Many people don't put 20% down these days. I'll admit it - I didn't. I only put down 5%. That could be a bad decision most of the time, but I got my house for way under market value and at the historically lowest interest rates ever. I can easily afford it, but at 27 when I bought the house, I simply hadn't had enough time to save up $30,000. However, I did/do have very little debt - about $3000 in student loans and $3000 on a car (now paid off). If I had a lot of CC/other debt I would have been far less comfortable buying a house.

Do NOT overcommit yourself on a house. The 45% debt to income ratio is what the lenders use, but anything over 30-35% will put a strain on you. There is a tax advantage that will help you out - My monthly payment is about $1100 including taxes and insurance, but because of it I get $200/mo extra takehome with the tax advantage.

I personally don't think that someone has to be debt free and have 20% down to buy a house.

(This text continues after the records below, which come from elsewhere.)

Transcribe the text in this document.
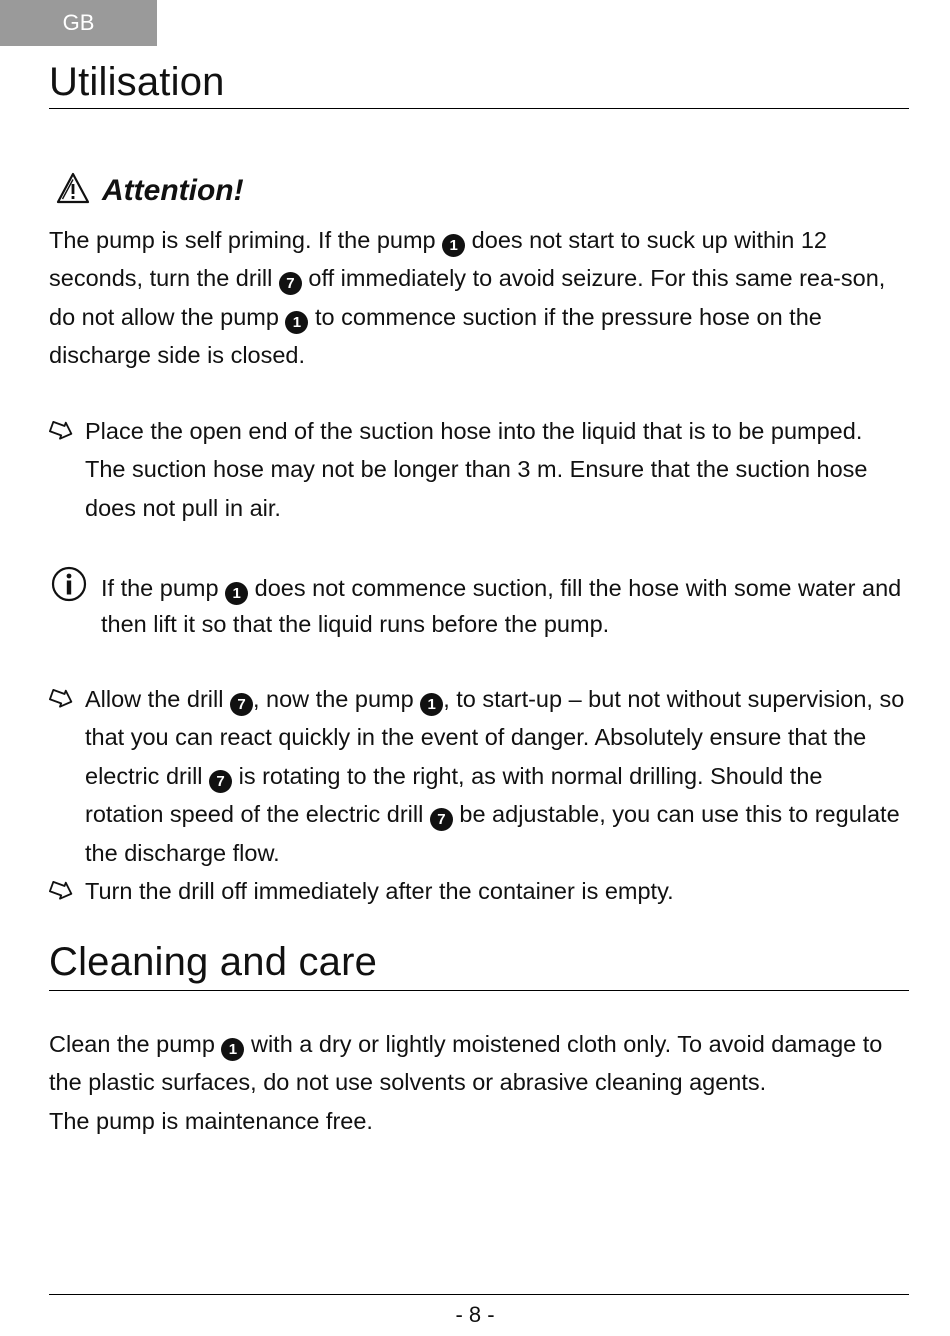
GB
Utilisation
Attention!

The pump is self priming. If the pump 1 does not start to suck up within 12 seconds, turn the drill 7 off immediately to avoid seizure. For this same rea-son, do not allow the pump 1 to commence suction if the pressure hose on the discharge side is closed.

Place the open end of the suction hose into the liquid that is to be pumped. The suction hose may not be longer than 3 m. Ensure that the suction hose does not pull in air.
If the pump 1 does not commence suction, fill the hose with some water and then lift it so that the liquid runs before the pump.
Allow the drill 7 , now the pump 1 , to start-up – but not without supervision, so that you can react quickly in the event of danger. Absolutely ensure that the electric drill 7 is rotating to the right, as with normal drilling. Should the rotation speed of the electric drill 7 be adjustable, you can use this to regulate the discharge flow.
Turn the drill off immediately after the container is empty.
Cleaning and care

Clean the pump 1 with a dry or lightly moistened cloth only. To avoid damage to the plastic surfaces, do not use solvents or abrasive cleaning agents.
The pump is maintenance free.

- 8 -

It can still be a good decision if you buy something affordable and get a low interest fixed rate, and still have plenty of room in your budget for everything else AND savings. Make sure you price out taxes and insurance in considering what you can afford. Also, chances are your utilities will be much higher, and budget in $100-200/mo to throw in a savings account for home repairs. If the fridge breaks or the roof starts falling down, that's all on you.